A growing field within AMI, remote sensing — using aircraft, drones and/or satellites to record and return data — allows for exceptional levels of situational and operational awareness. With numerous applications for water, wastewater and stormwater, (e.g., tracking watershed dynamics such as rain, snow pack, reservoir levels and water quality) remote sensing can greatly improve predictive capabilities, enabling smarter, faster, more informed decision making.

Remote sensing can be used to identify and proactively identify potential adverse conditions. That data can be integrated with a data analytics platform such as Black & Veatch’s ASSET360®, to provide utilities with increased opportunities to make data-driven decisions. ASSET360 integrates data from multiple systems, assets and devices into one cloudbased platform to enable better-informed decisions and actions. By analyzing data, the platform generates quick, actionable insights to improve operations and drive data-supported future planning.
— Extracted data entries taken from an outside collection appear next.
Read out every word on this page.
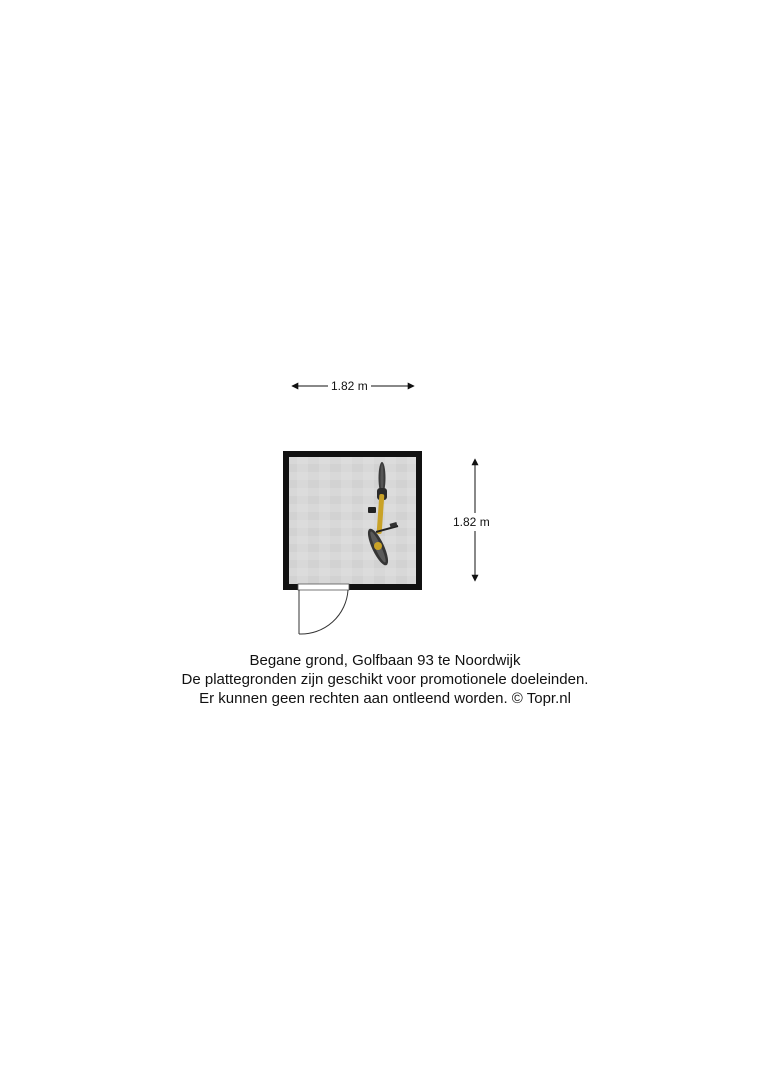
1.82 m
1.82 m
Begane grond, Golfbaan 93 te Noordwijk
De plattegronden zijn geschikt voor promotionele doeleinden.
Er kunnen geen rechten aan ontleend worden. © Topr.nl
Satellite sensors linked to a customized data analytics dashboard could detect when conditions are favorable for a harmful algal bloom by recording water temperature and nutrient concentrations. Having the ability to proactively predict those conditions would alert local municipalities and utilities that conditions may result in an emergency situation, allowing them to minimize or completely avoid impact to the water supply.
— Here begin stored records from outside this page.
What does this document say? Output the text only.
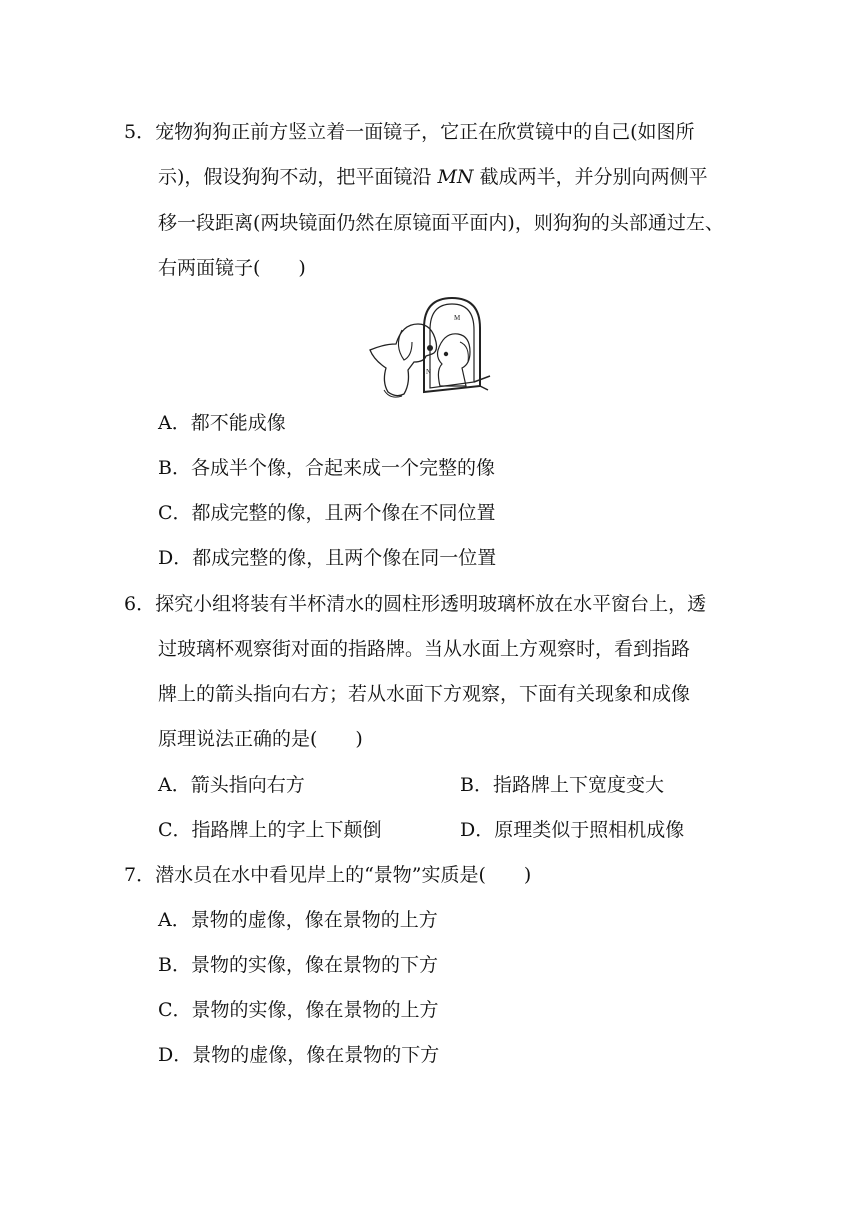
5．宠物狗狗正前方竖立着一面镜子，它正在欣赏镜中的自己(如图所
示)，假设狗狗不动，把平面镜沿 MN 截成两半，并分别向两侧平
移一段距离(两块镜面仍然在原镜面平面内)，则狗狗的头部通过左、
右两面镜子(　　)
M
N
A．都不能成像
B．各成半个像，合起来成一个完整的像
C．都成完整的像，且两个像在不同位置
D．都成完整的像，且两个像在同一位置
6．探究小组将装有半杯清水的圆柱形透明玻璃杯放在水平窗台上，透
过玻璃杯观察街对面的指路牌。当从水面上方观察时，看到指路
牌上的箭头指向右方；若从水面下方观察，下面有关现象和成像
原理说法正确的是(　　)
A．箭头指向右方	B．指路牌上下宽度变大
C．指路牌上的字上下颠倒	D．原理类似于照相机成像
7．潜水员在水中看见岸上的“景物”实质是(　　)
A．景物的虚像，像在景物的上方
B．景物的实像，像在景物的下方
C．景物的实像，像在景物的上方
D．景物的虚像，像在景物的下方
Monitoring Strengthens ROI

Data acquisition through smart water infrastructure will allow utilities to make targeted financial decisions – another key component of integrated planning. Investing in AMI takes capital but the dollars spent on monitoring will offer a greater return on investment when compared to the massive expenditures necessary to repair and rehabilitate aging equipment.

South Bend has already seen financial benefit; according to its website, the municipality invested $6 million in smart sewer technology, including sewer modifications and control valves, which provided an environmental benefit equivalent to implementing about $120 million of conventional system improvements. This investment helped the city avoid millions of dollars in capital expenditures associated with more conventional approaches to combined sewer overflows.

Some utilities are becoming more creative by taking an increasingly entrepreneurial approach when it comes to recovering costs from AMI investments. One utility considered installing AMI through a network of smart meters on homes and businesses. By featuring Wi-Fi and connected technology, these smart meters effectively become a network of data hubs that could potentially generate revenue by being offered to area cable and telecommunications providers for a fee.

Innovation is the Future

Utilities are invested in better managing their assets and resources, as survey responses show equal weight (37 percent) to supporting more innovation and best practices, believing that these efforts would also overcome the barriers that are preventing integrated planning programs (Figure 2).

Figure 2: Which of the following do you feel are most beneficial in helping your organization overcome the barriers that prevent you from having stormwater/integrated planning programs?

Figure 2 management trend graph

Entrepreneurial leaders steadily are rising to the forefront of the water sector. For example, one utility raised the possibility of partnering with technology companies to develop smarter flow meters. The utility would give the technology company access to its systems and treatment plants in the hopes that the company would use that space to operate to perfect budding technology, at scale, and ultimately help drive costs down.

Strategic approaches that involve AMI, remote sensing and data analytics as integral components of asset management have the potential to offer utilities unlimited levels of systems intelligence. As reflected in the survey results, we see the industry beginning to understand the importance and value of these capabilities, but there still is room for improvement when it comes to widespread adoption.

Like many other sectors, the water industry is undergoing a technological revolution. Those utilities that understand and embrace this nexus of data and water — and have the foresight and vision to invest in smart water infrastructure today — will reap the long-term benefits tomorrow.